Georg, un critique musical renommé, est du jour au lendemain remercié par le directeur du journal qui l’employait depuis des années. Le coup que ce licenciement porte à son ego est à ce point terrible que Georg perd petit à petit la mesure des choses.
Il tait la nouvelle de son licenciement à Johanna, sa femme, et se lance à l’encontre de son ancien employeur dans une série d’actes de vengeance aussi abracadabrants qu’inefficaces.
Dès lors, Georg ne contrôlera plus vraiment le déroulement de sa vie et ira jusqu’à s’associer à un forain pour gérer une affaire de stands de fête foraine dans lequel il a investi ses économies.
La première séquence du film surprend une conversation de routine entre Georg et une de ses collaboratrices alors qu’ils avancent dans les longs couloirs des locaux du journal : rien de plus naturel que cet échange dont on saisit vaguement la contenu.
Dans la séquence suivante, Georg face au directeur du journal, apprend qu’à cause de son ancienneté coûtant trop cher au journal, il est licencié pour laisser la place à de jeunes collègues en début de carrière.
Georg ne dit mot de la perte de son travail à Johanna son épouse psychiatre et dès lors, commence pour lui une période de mensonges, de dérives et d’événements en cascades qu’il ne contrôle plus.
Si le sujet n’est pas neuf de l’individu qui tait à son entourage son licenciement et qui doit tuer le temps tout au long de ses journées de désœuvrement, Josef Hader s’écarte très vite d’un déroulement narratif attendu pour livrer son personnage principal à des dérapages de comportement, des décisions inattendues, des initiatives saugrenues qui le plongeant dans un état de trouble comportemental, préoccupe son entourage à juste titre.
Le plus clair de son temps, Georg le passe à inventer de nouveaux moyens de se venger de son patron.
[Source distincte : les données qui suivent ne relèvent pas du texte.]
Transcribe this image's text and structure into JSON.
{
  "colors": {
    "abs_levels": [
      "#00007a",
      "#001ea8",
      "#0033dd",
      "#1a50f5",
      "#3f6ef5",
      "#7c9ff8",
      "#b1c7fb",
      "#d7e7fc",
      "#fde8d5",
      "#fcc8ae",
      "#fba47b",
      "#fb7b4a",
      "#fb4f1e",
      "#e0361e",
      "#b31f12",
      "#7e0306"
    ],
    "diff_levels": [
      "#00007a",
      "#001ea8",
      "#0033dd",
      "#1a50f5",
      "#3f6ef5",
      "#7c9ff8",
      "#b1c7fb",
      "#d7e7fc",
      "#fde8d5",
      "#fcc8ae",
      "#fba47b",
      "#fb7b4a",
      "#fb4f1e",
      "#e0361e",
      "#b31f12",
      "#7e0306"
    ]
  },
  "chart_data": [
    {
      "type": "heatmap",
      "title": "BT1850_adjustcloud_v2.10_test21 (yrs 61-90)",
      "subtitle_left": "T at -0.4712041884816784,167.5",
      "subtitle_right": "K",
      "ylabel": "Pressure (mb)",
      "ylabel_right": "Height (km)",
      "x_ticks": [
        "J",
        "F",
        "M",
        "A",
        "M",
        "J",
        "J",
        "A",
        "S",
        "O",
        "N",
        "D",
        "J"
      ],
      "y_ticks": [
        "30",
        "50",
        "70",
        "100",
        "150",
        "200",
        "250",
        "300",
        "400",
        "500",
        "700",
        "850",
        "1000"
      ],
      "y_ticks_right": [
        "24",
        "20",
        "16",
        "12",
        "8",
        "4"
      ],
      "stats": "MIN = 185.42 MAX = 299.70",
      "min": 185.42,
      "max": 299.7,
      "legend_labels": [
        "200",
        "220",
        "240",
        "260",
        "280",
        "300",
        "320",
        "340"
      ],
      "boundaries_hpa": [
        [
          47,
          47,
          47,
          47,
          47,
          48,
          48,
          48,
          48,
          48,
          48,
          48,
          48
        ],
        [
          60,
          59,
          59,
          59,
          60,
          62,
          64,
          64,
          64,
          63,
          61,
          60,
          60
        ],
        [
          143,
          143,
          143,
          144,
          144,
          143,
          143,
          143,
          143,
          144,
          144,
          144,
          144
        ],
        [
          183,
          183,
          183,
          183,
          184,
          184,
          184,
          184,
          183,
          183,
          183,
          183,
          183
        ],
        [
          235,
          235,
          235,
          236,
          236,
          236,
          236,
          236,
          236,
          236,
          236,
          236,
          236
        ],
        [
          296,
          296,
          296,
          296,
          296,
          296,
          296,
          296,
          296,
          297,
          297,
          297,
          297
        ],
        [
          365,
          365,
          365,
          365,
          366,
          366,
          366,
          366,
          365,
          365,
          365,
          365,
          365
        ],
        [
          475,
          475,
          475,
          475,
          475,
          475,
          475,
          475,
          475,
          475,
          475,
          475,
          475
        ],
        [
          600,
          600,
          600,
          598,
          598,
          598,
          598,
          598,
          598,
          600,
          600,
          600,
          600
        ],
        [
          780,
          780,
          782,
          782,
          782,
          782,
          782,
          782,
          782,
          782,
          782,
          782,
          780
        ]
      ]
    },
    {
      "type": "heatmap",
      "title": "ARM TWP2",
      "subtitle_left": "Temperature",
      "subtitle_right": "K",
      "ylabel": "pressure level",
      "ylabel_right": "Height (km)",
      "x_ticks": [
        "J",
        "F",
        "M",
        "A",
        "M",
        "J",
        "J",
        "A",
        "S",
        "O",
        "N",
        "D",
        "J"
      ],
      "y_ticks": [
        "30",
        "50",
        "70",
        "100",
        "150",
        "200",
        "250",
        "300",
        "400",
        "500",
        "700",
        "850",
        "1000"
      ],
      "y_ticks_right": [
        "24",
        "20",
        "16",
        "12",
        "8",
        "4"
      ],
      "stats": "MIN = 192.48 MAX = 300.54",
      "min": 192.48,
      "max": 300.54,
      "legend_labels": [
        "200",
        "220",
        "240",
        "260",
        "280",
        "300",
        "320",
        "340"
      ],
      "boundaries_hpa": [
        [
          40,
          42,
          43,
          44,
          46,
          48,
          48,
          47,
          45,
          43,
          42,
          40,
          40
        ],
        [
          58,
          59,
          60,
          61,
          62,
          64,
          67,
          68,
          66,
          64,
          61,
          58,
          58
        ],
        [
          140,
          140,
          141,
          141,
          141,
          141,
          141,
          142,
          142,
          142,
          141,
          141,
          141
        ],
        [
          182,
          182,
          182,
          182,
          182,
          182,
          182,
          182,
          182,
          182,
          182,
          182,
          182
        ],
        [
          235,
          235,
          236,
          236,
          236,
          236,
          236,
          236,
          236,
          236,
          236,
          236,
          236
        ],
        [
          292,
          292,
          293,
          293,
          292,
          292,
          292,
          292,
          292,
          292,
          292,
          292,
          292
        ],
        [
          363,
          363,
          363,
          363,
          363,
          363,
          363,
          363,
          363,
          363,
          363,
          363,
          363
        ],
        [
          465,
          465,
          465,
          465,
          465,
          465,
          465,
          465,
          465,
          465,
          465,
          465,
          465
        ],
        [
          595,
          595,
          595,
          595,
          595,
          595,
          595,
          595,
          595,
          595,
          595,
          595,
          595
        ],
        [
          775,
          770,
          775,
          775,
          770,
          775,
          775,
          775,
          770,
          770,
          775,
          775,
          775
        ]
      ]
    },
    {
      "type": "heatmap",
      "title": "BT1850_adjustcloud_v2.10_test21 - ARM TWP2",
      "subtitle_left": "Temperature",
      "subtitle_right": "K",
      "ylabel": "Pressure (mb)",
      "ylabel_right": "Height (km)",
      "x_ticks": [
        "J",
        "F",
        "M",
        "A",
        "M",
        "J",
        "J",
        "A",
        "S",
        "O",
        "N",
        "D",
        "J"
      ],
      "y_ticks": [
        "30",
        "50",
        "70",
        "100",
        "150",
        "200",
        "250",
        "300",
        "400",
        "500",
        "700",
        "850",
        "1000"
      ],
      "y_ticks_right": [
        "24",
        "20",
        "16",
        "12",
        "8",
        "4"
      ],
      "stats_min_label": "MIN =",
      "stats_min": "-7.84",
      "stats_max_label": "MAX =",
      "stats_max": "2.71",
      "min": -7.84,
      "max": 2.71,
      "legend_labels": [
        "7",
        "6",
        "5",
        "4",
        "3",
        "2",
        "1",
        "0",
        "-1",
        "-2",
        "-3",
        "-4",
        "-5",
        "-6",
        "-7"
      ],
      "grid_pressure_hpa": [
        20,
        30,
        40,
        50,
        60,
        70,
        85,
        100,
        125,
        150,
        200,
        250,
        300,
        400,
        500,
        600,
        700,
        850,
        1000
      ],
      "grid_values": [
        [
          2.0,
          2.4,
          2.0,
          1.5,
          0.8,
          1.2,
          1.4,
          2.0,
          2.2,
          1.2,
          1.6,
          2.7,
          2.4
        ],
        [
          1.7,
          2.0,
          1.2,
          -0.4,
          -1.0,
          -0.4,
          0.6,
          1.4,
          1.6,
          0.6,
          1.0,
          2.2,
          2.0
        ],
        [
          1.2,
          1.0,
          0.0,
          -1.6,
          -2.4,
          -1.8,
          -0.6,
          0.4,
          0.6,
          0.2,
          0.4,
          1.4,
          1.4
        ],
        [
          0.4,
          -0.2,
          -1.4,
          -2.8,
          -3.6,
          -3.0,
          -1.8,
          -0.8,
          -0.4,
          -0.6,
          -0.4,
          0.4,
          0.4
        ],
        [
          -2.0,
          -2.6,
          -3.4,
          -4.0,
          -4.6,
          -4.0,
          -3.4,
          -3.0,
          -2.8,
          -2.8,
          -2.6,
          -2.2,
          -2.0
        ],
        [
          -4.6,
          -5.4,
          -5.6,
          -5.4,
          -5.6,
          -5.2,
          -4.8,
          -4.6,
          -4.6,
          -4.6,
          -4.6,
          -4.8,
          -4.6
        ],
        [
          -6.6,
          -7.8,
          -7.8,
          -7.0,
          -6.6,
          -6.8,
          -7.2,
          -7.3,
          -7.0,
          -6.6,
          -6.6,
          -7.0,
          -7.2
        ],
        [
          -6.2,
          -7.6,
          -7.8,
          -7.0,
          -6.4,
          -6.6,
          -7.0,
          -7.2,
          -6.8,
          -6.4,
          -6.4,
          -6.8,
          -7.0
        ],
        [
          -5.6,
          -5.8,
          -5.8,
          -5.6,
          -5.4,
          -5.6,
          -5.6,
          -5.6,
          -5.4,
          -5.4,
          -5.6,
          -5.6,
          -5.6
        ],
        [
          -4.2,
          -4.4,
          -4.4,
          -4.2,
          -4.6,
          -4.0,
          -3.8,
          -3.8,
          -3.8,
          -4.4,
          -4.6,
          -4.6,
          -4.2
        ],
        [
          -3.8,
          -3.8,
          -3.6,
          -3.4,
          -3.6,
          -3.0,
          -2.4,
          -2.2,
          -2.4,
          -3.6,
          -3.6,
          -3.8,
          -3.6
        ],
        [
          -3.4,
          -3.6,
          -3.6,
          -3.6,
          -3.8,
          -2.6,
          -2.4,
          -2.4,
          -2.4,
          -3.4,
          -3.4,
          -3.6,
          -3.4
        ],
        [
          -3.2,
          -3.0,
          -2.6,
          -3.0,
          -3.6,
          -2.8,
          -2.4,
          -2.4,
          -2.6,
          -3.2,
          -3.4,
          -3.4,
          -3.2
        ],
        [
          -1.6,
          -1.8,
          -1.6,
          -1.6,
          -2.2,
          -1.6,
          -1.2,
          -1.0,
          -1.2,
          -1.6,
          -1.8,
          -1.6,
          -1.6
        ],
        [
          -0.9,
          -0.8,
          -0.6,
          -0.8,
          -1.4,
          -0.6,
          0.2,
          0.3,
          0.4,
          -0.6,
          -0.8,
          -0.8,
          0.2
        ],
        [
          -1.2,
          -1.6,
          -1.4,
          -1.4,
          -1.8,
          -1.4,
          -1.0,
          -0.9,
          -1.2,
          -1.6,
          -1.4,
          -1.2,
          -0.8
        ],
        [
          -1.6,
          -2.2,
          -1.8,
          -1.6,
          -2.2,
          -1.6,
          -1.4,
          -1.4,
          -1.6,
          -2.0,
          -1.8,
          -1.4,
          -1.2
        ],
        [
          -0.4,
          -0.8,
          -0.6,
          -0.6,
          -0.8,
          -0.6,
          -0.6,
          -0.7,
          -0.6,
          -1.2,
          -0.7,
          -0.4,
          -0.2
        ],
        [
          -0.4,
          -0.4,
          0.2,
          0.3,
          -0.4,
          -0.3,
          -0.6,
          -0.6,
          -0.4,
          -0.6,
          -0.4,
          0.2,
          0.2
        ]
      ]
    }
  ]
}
Ce sont souvent des actes qui tiennent plus du jeu potache que d’une stratégie de révolte.
Survient ensuite cette amitié qui le lie à Erich le forain, cet homme qui, comme lui, a été la victime d’une hiérarchie injuste.
Georg s’implique alors à ses côtés, dans la bonne marche de l’entreprise de jeux forains que son associé a acquis grâce à ses deniers.
Mais Johanna ne tarde pas à découvrir le pot-aux-roses et trop préoccupée à faire face à ses problèmes personnels, elle suspend les séances de psychanalyse qu’elle dispensait à un patient de longue date.
Quelle n’est pas alors la surprise de Georg quand il découvre que son ancien employeur (que cette fois-ci, ayant acheté une arme, il est venu abattre), n’est autre que le compagnon du patient de Johanna qui suivait une psychanalyse pour régler son problème de bi-sexualité et de rupture amoureuse…
«La tête à l’envers » débute comme une comédie sociale classique.
Mais les éléments dramatiques qui vont dans ce sens, sans jamais vraiment perdre de leur gravité, se doublent bientôt d’une sorte de narration parallèle où d’un rebondissement à un autre, au fil de chassés-croisés imprévisibles, s’insinue une dimension burlesque.
Et Georg chez qui on avait très tôt décelé une certaine naïveté, devient un personnage d’autant plus pathétique qu’il s’avère involontairement drôle.
Josef Haber conserve de bout en bout à son film cet équilibre fragile entre fantaisie et drame intimiste mais jamais il n’exploite une situation qui pourrait s’avérer franchement comique.
Avec ce réalisateur, le drame comme la comédie sont, avec bonheur, traités en demi-teinte.